Saints responses to Hot-tempers & Provocation


#1

What habits, practices, words, or responses did Saints have for dealing with hot-tempered people and provocation?


#2

St. Francis de Sales whipped out his sword and fought them off at least once.

That’s probably not the type of thing you’re looking for though.


#3

Here are a couple different options:

St. Ambrose:

To avoid dissensions we should be ever on our guard, more especially with those who drive us to argue with them, with those who vex and irritate us, and who say things likely to excite us to anger. When we find ourselves in company with quarrelsome, eccentric individuals, people who openly and unblushingly say the most shocking things, difficult to put up with, we should take refuge in silence, and the wisest plan is not to reply to people whose behavior is so preposterous. Those who insult us and treat us contumeliously are anxious for a spiteful and sarcastic reply: the silence we then affect disheartens them, and they cannot avoid showing their vexation; they do all they can to provoke us and to elicit a reply, but the best way to baffle them is to say nothing, refuse to argue with them, and to leave them to chew the cud of their hasty anger. This method of bringing down their pride disarms them, and shows them plainly that we slight and despise them.
https://catholicsaints.info/saint-ambrose-of-milan/

St. Anthony Mary Claret:

Tell me, if you had a very dear brother who was so sick that he was delirious and in his fever insulted you and said every foul thing in the world to you, would you abandon him? I’m sure you wouldn’t. You’d feel all the more sorry for him and do everything you could for his recovery. Well, that’s the way I feel about sinners. The poor creatures are just delirious. That makes them all the more deserving of compassion. I can’t abandon them. I have to work for their salvation and pray to God for them, saying with Jesus Christ, "Father, forgive them, for they don’t know what they’re doing or saying.’'
http://www.saintsbooks.net/books/St.%20Anthony%20Mary%20Claret%20-%20The%20Autobiography%20of.pdf


#4

Padre Pio was known to have a hot temper himself.

Saints had their flaws, but what makes them Saints is their devotion to God and doing God’s will.

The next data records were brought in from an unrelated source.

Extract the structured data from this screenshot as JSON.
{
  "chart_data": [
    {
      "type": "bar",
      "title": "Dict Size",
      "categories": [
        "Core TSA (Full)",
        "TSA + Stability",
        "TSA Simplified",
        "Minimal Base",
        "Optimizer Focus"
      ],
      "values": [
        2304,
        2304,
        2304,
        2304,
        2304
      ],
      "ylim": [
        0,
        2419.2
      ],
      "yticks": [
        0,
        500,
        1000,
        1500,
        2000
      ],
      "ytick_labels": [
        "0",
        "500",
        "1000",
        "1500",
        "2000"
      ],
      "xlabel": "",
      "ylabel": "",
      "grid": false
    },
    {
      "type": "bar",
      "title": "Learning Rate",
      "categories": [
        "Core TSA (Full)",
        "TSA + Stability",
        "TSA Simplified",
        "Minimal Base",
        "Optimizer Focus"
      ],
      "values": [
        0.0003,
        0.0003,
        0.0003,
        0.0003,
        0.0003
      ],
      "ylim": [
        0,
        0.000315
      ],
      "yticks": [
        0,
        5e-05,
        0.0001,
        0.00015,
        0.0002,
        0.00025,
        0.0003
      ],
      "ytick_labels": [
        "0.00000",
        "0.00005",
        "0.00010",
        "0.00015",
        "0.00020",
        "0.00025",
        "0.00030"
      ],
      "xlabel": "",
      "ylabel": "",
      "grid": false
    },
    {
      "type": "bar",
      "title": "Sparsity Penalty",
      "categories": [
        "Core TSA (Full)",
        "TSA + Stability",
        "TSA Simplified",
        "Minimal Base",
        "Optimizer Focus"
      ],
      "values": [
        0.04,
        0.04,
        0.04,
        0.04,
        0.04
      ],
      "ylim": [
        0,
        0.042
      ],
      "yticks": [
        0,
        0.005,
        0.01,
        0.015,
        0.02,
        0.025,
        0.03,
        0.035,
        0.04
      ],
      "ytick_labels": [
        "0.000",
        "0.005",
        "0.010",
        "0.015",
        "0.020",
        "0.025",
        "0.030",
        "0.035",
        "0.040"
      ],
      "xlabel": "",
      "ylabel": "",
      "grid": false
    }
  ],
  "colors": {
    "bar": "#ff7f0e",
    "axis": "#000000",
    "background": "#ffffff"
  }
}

Remember, they weren’t declared saints until they went to heaven and canonized by the Church.

Jim


#5

Most of the saints are remembered for some outstanding virtue or devotion which they practiced, but Jerome is frequently remembered for his bad temper! It is true that he had a very bad temper and could use a vitriolic pen, but his love for God and his son Jesus Christ was extraordinarily intense; anyone who taught error was an enemy of God and truth, and Saint Jerome went after him or her with his mighty and sometimes sarcastic pen.

Jerome was a strong, outspoken man. He had the virtues and the unpleasant fruits of being a fearless critic and all the usual moral problems of a man. He was, as someone has said, no admirer of moderation whether in virtue or against evil. He was swift to anger, but also swift to feel remorse, even more severe on his own shortcomings than on those of others. A pope is said to have remarked, on seeing a picture of Jerome striking his breast with a stone, “You do well to carry that stone, for without it the Church would never have canonized you”

Righteous anger is not a sin. Even Christ got angry. John 2:15


#6

Here’s what Mother Angelica (future saint?) said about St. Jerome:

“St. Jerome had a terrible temper. He would hit himself with a rock every time he lost his temper. I’d be dead as a doornail, with no ribs, if I did that.”